Heron et Penfold réussissent très bien à confronter le projet initial de la fête des travailleurs de métiers aux tensions apportées par les conflits de classes, de genres et de « races » à l’intérieur comme à l’extérieur de la classe ouvrière. De plus, le fil argumentaire du développement de la culture de consommation, et de son effet délétère sur l’espace public, permet d’ajouter une dimension analytique qui élargit vraiment les horizons de cette recherche. Il en ressort une étude très originale, passionnante, qui suscite chez le lecteur de nombreuses réflexions. Parmi celles-ci, j’aimerais m’attarder au concept de respectabilité, un concept polysémique qui désigne un ensemble de normes associées à l’homme-pourvoyeur blanc – ordre, sobriété, prévoyance, etc.- qui dicte les comportements autant dans la sphère publique que dans la sphère privée. Plutôt que de venir enrichir une réflexion déjà fort nuancée sur l’expérience ouvrière du défilé, il me semble que le recours continuel à ce concept en simplifie quelque peu la portée. Bien sûr, les auteurs soulignent que la définition de la « respectabilité » n’est pas fixée pour toujours et qu’elle est l’objet de débats à partir du xixe siècle. Toutefois, cette piste n’est pas suffisamment explorée et, au final, la respectabilité semble n’être le produit que du besoin de la partie organisée de la classe ouvrière de justifier son existence politique, économique, culturelle et sociale aux yeux des classes moyennes et bourgeoises.

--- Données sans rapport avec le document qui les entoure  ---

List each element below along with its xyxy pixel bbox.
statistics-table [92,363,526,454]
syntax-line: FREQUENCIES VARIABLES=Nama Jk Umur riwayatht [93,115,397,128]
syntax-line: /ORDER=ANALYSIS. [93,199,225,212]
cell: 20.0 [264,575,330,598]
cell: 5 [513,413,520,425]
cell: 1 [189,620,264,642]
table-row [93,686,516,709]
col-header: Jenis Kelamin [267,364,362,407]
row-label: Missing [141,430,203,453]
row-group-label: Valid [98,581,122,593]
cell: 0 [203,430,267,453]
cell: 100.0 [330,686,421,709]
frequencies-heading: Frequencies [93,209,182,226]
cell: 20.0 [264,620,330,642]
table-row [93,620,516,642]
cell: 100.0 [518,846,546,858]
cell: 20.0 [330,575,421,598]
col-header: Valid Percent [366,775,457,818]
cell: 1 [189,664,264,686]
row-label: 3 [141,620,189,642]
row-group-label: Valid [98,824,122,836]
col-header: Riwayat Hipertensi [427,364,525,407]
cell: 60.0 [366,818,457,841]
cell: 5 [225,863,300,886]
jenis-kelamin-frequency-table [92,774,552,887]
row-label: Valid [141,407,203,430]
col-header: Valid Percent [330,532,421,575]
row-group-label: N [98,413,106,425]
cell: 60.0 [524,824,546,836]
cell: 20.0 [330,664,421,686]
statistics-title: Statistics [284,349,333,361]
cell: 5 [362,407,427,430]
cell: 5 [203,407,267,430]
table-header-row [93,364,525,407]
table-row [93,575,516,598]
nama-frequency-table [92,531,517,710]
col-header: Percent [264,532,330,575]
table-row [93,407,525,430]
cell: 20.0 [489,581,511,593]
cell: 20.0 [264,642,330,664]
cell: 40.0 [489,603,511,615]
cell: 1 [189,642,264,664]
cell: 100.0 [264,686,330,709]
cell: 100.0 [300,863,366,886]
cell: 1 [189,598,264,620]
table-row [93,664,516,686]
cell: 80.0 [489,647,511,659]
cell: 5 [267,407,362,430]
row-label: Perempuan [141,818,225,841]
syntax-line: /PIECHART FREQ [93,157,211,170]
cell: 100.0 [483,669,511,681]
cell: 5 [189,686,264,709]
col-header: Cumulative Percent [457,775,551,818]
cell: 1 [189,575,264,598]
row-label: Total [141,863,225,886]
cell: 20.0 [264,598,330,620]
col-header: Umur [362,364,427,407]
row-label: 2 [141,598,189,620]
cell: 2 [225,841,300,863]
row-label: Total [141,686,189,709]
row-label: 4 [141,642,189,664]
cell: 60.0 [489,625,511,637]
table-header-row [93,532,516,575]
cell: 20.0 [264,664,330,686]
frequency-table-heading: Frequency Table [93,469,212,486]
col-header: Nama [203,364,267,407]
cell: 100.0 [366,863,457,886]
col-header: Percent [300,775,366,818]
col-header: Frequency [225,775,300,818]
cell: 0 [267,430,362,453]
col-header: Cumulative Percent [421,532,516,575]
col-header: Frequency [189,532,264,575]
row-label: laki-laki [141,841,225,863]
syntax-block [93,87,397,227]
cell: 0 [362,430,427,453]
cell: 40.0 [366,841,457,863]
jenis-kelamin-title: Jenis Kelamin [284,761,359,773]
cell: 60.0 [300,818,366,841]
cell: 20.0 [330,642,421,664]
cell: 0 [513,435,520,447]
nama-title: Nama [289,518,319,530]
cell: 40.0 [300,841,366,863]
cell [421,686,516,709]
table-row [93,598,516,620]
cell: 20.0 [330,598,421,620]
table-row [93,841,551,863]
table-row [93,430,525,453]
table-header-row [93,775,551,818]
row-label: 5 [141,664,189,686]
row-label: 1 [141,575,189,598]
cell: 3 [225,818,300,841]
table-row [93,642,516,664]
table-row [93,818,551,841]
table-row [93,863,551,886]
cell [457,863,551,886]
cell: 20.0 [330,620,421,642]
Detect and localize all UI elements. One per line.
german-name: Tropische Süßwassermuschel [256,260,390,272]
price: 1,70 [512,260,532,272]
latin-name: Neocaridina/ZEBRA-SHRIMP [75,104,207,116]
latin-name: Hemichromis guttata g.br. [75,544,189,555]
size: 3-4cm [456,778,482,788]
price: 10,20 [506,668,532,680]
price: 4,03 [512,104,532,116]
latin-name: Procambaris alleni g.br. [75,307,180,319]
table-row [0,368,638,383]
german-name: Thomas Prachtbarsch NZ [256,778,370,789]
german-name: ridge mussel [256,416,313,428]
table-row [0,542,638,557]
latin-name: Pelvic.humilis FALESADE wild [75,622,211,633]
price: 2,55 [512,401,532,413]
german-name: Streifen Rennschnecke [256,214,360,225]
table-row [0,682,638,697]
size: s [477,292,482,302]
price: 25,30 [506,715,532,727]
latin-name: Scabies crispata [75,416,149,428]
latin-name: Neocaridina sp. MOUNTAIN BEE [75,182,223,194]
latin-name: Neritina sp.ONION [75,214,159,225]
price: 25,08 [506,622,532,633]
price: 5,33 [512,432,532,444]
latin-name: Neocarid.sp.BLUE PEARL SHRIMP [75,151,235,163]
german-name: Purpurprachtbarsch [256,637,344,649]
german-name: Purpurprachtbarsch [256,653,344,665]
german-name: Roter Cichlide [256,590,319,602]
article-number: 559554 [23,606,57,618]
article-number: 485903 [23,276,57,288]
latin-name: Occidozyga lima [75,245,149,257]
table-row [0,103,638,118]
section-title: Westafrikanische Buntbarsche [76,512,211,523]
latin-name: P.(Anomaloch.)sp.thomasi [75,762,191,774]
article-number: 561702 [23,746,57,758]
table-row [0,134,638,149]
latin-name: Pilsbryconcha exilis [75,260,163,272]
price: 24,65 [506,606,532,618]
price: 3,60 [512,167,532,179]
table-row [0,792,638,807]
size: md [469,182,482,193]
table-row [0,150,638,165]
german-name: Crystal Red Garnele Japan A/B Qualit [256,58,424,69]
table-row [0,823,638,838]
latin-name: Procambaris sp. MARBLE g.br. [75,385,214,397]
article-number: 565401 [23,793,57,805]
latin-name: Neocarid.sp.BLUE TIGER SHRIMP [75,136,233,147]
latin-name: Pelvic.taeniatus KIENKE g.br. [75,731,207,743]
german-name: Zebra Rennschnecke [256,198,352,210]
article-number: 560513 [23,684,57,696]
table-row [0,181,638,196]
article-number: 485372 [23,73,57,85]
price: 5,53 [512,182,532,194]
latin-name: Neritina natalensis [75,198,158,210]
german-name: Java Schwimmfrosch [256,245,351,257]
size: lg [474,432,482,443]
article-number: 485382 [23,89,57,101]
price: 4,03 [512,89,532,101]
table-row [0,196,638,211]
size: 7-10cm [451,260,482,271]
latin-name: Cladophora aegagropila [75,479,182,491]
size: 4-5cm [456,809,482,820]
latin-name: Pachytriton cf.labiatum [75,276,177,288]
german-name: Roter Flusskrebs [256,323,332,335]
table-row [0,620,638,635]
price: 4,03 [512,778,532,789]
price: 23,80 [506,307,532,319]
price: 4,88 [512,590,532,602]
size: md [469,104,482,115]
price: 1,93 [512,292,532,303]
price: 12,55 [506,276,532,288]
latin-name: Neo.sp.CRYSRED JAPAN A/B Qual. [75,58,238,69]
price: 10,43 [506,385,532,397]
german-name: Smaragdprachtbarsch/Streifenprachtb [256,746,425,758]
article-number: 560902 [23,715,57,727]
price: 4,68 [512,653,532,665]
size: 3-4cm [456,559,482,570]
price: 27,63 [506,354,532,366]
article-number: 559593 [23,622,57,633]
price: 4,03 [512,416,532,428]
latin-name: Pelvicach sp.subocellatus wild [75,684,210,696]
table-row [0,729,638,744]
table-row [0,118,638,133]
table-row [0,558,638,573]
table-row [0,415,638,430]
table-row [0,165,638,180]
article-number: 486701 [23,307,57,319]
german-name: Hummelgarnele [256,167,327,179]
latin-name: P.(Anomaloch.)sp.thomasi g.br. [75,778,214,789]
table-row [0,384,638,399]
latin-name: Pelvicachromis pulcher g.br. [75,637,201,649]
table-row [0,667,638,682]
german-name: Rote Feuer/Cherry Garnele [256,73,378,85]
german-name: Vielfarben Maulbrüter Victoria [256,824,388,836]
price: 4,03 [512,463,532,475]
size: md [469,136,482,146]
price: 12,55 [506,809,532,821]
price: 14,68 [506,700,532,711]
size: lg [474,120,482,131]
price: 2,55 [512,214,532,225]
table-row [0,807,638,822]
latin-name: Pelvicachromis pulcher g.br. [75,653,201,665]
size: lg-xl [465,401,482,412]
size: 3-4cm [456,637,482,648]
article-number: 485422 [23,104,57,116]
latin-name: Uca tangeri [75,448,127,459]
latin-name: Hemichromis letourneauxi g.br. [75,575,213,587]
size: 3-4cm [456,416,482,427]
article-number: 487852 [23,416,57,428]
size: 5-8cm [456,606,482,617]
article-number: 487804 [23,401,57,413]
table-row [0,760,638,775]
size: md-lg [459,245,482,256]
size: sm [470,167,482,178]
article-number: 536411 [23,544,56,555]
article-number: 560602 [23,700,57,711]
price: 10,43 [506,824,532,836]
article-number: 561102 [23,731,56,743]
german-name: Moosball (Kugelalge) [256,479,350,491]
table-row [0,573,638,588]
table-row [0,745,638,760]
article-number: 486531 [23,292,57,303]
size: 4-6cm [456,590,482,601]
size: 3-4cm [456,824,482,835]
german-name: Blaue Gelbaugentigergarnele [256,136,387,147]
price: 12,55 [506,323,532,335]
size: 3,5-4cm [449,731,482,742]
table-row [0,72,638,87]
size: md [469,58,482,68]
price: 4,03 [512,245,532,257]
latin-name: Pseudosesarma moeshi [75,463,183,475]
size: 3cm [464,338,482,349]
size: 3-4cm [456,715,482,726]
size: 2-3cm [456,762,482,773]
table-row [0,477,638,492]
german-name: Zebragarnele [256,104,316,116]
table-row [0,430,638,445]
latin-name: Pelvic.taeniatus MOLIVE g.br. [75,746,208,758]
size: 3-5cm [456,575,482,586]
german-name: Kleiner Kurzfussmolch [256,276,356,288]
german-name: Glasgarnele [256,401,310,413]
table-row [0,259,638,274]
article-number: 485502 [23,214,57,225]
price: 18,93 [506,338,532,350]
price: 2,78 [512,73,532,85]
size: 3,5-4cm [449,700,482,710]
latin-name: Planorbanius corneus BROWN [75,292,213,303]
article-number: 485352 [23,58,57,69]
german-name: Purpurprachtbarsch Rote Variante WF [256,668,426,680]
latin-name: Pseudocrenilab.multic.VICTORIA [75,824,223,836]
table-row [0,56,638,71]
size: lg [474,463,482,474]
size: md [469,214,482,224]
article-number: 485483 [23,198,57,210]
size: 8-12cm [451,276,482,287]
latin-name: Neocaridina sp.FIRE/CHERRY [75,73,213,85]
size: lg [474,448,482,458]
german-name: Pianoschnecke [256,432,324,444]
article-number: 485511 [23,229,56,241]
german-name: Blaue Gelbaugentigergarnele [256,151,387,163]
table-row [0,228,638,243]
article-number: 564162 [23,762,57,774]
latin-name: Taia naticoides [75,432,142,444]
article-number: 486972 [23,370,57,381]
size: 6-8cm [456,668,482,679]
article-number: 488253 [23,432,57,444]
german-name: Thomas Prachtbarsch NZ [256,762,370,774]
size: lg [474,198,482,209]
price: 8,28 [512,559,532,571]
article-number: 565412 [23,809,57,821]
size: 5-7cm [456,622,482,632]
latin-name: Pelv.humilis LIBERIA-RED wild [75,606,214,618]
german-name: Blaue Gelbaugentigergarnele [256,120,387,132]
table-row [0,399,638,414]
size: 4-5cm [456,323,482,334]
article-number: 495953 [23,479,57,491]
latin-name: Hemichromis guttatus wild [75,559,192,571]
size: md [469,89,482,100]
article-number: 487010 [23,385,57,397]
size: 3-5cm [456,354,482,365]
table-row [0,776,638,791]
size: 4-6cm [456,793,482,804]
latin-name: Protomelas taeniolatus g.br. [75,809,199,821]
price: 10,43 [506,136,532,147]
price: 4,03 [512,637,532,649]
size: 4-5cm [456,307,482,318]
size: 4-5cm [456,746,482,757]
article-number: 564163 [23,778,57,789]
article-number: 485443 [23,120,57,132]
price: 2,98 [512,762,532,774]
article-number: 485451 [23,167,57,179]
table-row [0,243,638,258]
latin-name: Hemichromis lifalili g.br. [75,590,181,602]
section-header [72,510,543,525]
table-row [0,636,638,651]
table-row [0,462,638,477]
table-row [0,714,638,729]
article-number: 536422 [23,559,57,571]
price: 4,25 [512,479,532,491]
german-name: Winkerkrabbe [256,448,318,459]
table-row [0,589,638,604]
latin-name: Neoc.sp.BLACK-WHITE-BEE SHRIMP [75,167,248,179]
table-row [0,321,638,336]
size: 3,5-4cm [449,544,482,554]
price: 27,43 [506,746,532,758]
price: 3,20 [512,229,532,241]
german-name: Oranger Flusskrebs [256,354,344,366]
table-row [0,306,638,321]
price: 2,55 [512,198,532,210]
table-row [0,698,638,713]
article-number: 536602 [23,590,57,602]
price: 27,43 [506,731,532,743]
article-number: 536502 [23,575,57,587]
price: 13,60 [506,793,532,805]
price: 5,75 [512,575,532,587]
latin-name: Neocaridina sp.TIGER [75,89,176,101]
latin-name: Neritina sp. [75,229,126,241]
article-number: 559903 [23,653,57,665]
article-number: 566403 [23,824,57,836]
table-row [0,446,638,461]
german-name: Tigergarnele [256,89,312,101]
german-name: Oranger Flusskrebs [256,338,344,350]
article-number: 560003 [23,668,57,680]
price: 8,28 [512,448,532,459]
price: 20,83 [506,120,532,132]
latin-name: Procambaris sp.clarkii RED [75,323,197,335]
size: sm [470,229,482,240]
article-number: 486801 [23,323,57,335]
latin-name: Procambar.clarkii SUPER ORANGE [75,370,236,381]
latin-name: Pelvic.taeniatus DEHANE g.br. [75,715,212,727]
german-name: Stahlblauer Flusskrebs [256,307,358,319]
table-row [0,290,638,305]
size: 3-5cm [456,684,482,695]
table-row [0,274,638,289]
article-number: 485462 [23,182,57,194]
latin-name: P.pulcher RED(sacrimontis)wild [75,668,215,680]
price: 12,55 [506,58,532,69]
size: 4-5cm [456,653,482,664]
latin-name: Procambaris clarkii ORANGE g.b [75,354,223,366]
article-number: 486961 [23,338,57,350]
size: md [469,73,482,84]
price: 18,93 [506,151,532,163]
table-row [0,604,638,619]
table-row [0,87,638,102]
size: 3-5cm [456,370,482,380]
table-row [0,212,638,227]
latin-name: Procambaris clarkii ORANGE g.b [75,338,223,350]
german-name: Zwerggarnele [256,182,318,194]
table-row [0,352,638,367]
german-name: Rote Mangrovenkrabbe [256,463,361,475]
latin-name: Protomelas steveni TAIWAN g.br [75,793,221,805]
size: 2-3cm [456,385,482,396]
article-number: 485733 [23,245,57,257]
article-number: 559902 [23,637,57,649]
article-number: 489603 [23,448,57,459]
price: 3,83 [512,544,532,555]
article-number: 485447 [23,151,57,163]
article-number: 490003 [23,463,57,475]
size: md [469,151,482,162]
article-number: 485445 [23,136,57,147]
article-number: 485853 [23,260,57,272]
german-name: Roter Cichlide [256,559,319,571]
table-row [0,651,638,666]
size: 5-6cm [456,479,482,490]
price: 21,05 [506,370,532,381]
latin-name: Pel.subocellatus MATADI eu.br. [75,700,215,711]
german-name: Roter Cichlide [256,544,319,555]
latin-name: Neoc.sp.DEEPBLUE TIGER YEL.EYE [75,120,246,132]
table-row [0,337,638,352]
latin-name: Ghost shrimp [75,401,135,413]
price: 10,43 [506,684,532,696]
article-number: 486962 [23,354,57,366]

Par exemple, les auteurs déplorent que les préoccupations entourant le port du chapeau lors des défilés ouvriers n’ont jamais dépassé les débats « étroits sur la mode » pour déboucher sur une remise en question de la respectabilité elle-même. Est-il possible que ces questions – sur le port des chapeaux, des insignes, des habits, etc. – qui nous apparaissent si triviales aujourd’hui aient eu une signification plus importante que ne le laisse croire la thèse de la respectabilité ? Ces préoccupations sont-elles le simple résultat de la « fausse » conscience ouvrière, modulée par les attentes de la société bourgeoise ? Peut-on proposer d’y voir, dans un contexte où l’association s’impose difficilement au sein de la classe ouvrière, une des composantes d’une morale exigeante visant à rappeler continuellement la primauté des intérêts collectifs sur les intérêts particuliers des ouvriers ? Porter un chapeau, porter un insigne, porter un habit, marcher en rang, ne pas être ivre, ne pas cracher par terre, bref les multiples règlements que les membres s’imposent eux-mêmes par le biais de leurs associations, témoignent à mon avis d’une utilisation populaire du discours de la respectabilité qui ne se résume pas à un désir de reconnaissance sociale dans l’espace public bourgeois. Ne s’agit-il pas aussi d’une tentative – même maladroite – de répondre aux nombreux problèmes que pose la construction de la solidarité dans une société de marché centrée sur la liberté individuelle ? En ce sens, le défilé joue un rôle important non seulement pour la reconnaissance sociale, mais également comme un rituel populaire afin de rappeler le besoin de subordonner l’expression de l’individualité aux exigences solidaires du collectif, un enjeu crucial à une époque où la société de marché repose sur la concurrence de tous contre tous. Évidemment, il ne s’agit pas de remettre en cause le fait que le discours sur la respectabilité – de l’homme pourvoyeur blanc – ait également nourri un accès inégalitaire à l’espace public, notamment pour les femmes. Il s’agit plus simplement de souligner qu’une plus grande attention à ces multiples usages de la respectabilité aurait pu enrichir cette réflexion déjà fort stimulante sur les contradictions au coeur de l’espace public moderne.